Acoustic pipe tracing
This is most commonly done for broken water mains when the precise location of the leak must be determined. Leak noise detectors enable the user to listen for the noise of a leak through a highly sensitive sensor, referred to as a ground microphone. The sensitive microphone detects the noise of a water leak transmitted along pipes, valves, and hydrants and through the ground. Sound vibrations tend to carry farther and more distinctly along the pipelines themselves. The closer you are to the leak, the louder and clearer the leak noise, and the higher the signal displayed on the device’s meter. Once a reading has peaked and starts to diminish as the microphone continues to travel along the pipe, the leak’s location has been determined with a high degree of accuracy. Typically most leak detectors can detect the sound from most any leak that is pressurized at 10 psi or more.

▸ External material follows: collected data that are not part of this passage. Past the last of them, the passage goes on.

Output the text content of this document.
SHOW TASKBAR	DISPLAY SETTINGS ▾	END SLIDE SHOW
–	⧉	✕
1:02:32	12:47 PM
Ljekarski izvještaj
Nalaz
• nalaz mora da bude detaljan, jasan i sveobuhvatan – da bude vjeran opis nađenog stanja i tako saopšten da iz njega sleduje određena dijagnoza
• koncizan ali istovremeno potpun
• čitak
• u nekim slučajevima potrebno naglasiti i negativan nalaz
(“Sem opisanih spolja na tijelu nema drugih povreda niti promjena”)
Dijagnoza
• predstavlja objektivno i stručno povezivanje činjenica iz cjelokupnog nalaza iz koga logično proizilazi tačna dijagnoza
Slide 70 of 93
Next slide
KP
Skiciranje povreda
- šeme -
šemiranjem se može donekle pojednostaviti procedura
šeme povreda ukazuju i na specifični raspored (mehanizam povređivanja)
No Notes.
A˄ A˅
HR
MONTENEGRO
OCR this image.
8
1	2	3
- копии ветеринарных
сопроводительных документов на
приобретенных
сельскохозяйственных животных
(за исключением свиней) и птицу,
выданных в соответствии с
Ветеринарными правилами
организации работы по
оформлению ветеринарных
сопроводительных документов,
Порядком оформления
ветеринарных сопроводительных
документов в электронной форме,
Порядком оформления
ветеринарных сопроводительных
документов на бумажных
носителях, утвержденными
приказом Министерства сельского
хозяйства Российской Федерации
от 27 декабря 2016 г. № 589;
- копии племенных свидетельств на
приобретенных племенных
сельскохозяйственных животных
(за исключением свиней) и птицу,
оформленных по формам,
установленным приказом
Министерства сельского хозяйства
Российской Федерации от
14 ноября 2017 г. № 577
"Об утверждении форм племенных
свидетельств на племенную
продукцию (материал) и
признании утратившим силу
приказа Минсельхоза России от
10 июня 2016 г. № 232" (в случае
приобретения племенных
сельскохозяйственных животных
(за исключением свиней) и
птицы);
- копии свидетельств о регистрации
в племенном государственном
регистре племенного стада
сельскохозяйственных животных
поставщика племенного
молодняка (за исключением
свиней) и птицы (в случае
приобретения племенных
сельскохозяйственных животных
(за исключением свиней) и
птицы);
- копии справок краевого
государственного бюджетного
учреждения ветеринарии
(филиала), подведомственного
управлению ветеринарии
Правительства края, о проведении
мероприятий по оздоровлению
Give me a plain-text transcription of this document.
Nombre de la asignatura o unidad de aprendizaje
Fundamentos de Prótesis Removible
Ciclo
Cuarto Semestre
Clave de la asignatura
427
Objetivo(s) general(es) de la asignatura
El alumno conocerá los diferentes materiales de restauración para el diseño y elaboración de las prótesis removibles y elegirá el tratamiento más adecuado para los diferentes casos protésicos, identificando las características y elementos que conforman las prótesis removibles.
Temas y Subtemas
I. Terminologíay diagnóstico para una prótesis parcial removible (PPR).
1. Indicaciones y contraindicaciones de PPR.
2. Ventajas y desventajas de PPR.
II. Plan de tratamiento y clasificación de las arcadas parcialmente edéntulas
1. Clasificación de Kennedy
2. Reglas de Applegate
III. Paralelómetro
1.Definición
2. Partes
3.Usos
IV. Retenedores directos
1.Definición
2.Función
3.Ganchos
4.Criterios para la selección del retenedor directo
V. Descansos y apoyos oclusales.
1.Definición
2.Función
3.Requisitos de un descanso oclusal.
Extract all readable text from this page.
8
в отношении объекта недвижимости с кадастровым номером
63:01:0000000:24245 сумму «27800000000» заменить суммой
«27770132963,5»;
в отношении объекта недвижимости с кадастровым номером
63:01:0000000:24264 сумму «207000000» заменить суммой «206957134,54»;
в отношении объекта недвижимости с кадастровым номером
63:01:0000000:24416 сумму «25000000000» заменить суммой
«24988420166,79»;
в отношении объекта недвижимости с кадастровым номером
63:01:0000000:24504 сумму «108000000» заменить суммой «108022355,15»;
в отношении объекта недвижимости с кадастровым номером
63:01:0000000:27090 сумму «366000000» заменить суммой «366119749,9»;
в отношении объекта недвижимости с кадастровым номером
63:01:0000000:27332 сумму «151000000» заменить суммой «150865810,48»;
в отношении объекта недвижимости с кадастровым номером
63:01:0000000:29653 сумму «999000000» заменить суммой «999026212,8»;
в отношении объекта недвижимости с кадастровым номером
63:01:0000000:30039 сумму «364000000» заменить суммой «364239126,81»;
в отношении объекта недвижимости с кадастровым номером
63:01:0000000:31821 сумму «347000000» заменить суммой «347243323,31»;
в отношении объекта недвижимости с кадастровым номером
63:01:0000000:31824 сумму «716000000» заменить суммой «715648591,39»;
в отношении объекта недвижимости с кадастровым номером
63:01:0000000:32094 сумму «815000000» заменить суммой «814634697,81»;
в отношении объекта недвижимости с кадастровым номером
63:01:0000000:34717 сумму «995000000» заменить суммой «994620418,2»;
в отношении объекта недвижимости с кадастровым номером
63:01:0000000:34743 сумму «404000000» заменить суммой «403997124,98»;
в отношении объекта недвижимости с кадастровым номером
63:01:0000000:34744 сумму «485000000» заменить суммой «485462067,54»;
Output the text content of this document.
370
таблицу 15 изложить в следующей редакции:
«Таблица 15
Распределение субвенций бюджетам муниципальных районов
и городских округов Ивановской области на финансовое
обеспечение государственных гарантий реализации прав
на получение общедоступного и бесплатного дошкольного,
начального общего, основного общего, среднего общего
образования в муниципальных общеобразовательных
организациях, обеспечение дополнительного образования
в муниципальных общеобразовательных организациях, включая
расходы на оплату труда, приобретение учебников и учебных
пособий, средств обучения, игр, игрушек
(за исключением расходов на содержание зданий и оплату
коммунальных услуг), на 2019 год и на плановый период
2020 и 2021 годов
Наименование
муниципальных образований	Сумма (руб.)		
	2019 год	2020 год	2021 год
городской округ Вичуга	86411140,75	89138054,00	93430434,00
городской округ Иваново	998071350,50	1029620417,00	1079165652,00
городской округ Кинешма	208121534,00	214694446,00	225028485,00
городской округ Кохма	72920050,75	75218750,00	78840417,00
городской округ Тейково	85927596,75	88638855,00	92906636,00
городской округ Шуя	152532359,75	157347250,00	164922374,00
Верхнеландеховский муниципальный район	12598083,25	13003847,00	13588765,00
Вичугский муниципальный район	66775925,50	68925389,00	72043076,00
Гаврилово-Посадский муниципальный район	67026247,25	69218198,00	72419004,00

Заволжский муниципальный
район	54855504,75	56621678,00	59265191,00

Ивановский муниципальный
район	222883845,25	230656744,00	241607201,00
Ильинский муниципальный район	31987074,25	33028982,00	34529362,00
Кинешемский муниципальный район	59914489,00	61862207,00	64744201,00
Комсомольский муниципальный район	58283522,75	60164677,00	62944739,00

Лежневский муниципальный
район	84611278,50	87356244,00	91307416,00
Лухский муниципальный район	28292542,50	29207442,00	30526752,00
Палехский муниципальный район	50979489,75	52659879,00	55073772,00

The Seismoelectrical method (also called the Electroseismic method) is based on the generation of electromagnetic fields in soils and rocks by seismic waves. Although the method is not reported to detect groundwater flow, it does measure the hydraulic conductivity, which is related to permeability and, therefore, to the potential for groundwater flow. When a seismic wave encounters an interface, it creates a ge separation at the interface forming an electrical dipole. This dipole radiates an electromagnetic wave that can be detected by antennae on the ground surface.
As the seismic (P or compression) waves stress earth materials, four geophysical phenomenon occur:
The resistivity of the earth materials is modulated by the seismic wave;
Electrokinetic effects analogous to streaming potentials are created by the seismic wave;
Piezoelectric effects are created by the seismic wave; and
High-frequency audio and radio frequency impulsive responses are generated in sulfide minerals (sometimes referred to as RPE).
The dominant application of the electroseismic method is to measure the electrokinetic effect or streaming potential (item 2, above). Electrokinetic effects are initiated by sound waves (typically P-waves) passing through a porous rock inducing relative motion of the rock matrix and fluid. Motion of the ionic fluid through the capillaries in the rock occurs with cations (or less commonly, anions) preferentially adhering to the capillary walls, so that applied pressure and resulting fluid flow relative to the rock matrix produces an electric dipole. In a non-homogeneous formation, the seismic wave generates an oscillating flow of fluid and a corresponding oscillating electrical and EM field. The resulting EM wave can be detected by electrode pairs placed on the ground surface.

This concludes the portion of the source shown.